First-time screenwriter Rebecca Blunt (rumored to be Jules Asner, Soderbergh’s wife) never complicates things past a Robin Hood framing — these folks are stealing from the rich to give to the poor, nothing more. There are clear-cut winners, and the only villain is an Instagram-obsessed energy drink mogul played by Seth MacFarlane, who’s there to exhibit stupidity and pomposity, the cosmopolitan heel to the salt-of-the-Earth protagonists. If Asner really did write this script, I can only imagine she and Soderbergh stayed up late laughing in bed at the phrase “Ocean’s 7-11,” which gets uttered by a news reporter describing the backcountry thieves. If Soderbergh’s first Ocean’s had a pitch-perfect ensemble cast, this down-home version matches up in every way.

Watching Craig shed his Bond suaveness to become a fast-talking, hootin’ and hollerin’ jailbird is a joy. I hope he’ll soon be unshackled from solemn action roles and find a second life in comedies. Even the way he savors hard-boiled eggs, Joe’s fave vending-machine food, is funny. Tatum, so often cast as the Magic Mike picture of ultimate confidence, transforms into a schlubby dad — his posture is slumped and a gut bulges in his T-shirt. His camaraderie with Driver is unexpectedly thoughtful and realistic. When Joe tells the bros that it must be true what people say, that the Logans are “slow in the head,” Jimmy and Clyde turn to one another with twin puppy-dog eyes — “People say that?”
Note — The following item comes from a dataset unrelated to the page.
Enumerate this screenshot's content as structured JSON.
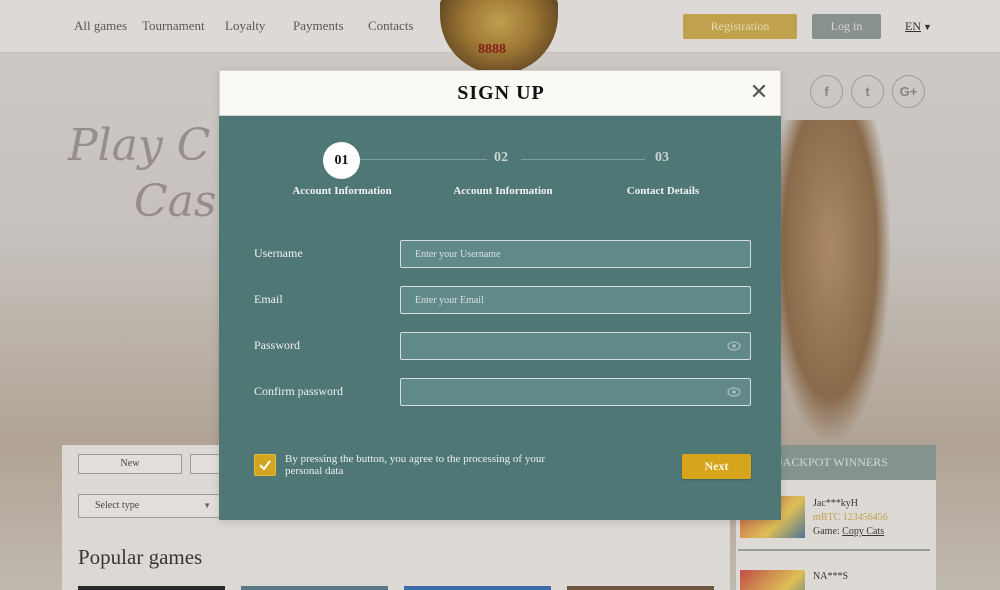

Also welcome: Driver’s return to comedy. One of the film’s darkest running jokes is that, after losing his hand and forearm in Iraq, Clyde sheaths his stump with an exaggeratedly large plastic hand. At one point, he gets himself arrested, and the goofy guards look quizzically at the hand and the now-useless cuffs they’re supposed to put on him, while Driver meets them with a dead-eyed stare. I don’t care how many dramas he does, Driver’s angular face and protruding ears are built for laughs.

Since Logan excels in plotting and character, the few times Soderbergh falters become more evident. An ill-placed love story between Jimmy and a community medic named Sylvia (Katherine Waterston) materializes from thin air. Sylvia walks past Jimmy at a gas station, notices the bruise and cuts on his face from a fight, invites him into her mobile clinic for a tetanus shot and a quick flirt session. Jimmy doesn’t need a love interest, and Sylvia’s on screen for barely five minutes. Yet even as this extraneous character and storyline made me raise an eyebrow and ask “why?” the moment Waterston cracked a joke, I laughed out loud. Sometimes, the only reason for doing anything is to have a little fun, and Soderbergh seems to be having a lot of it.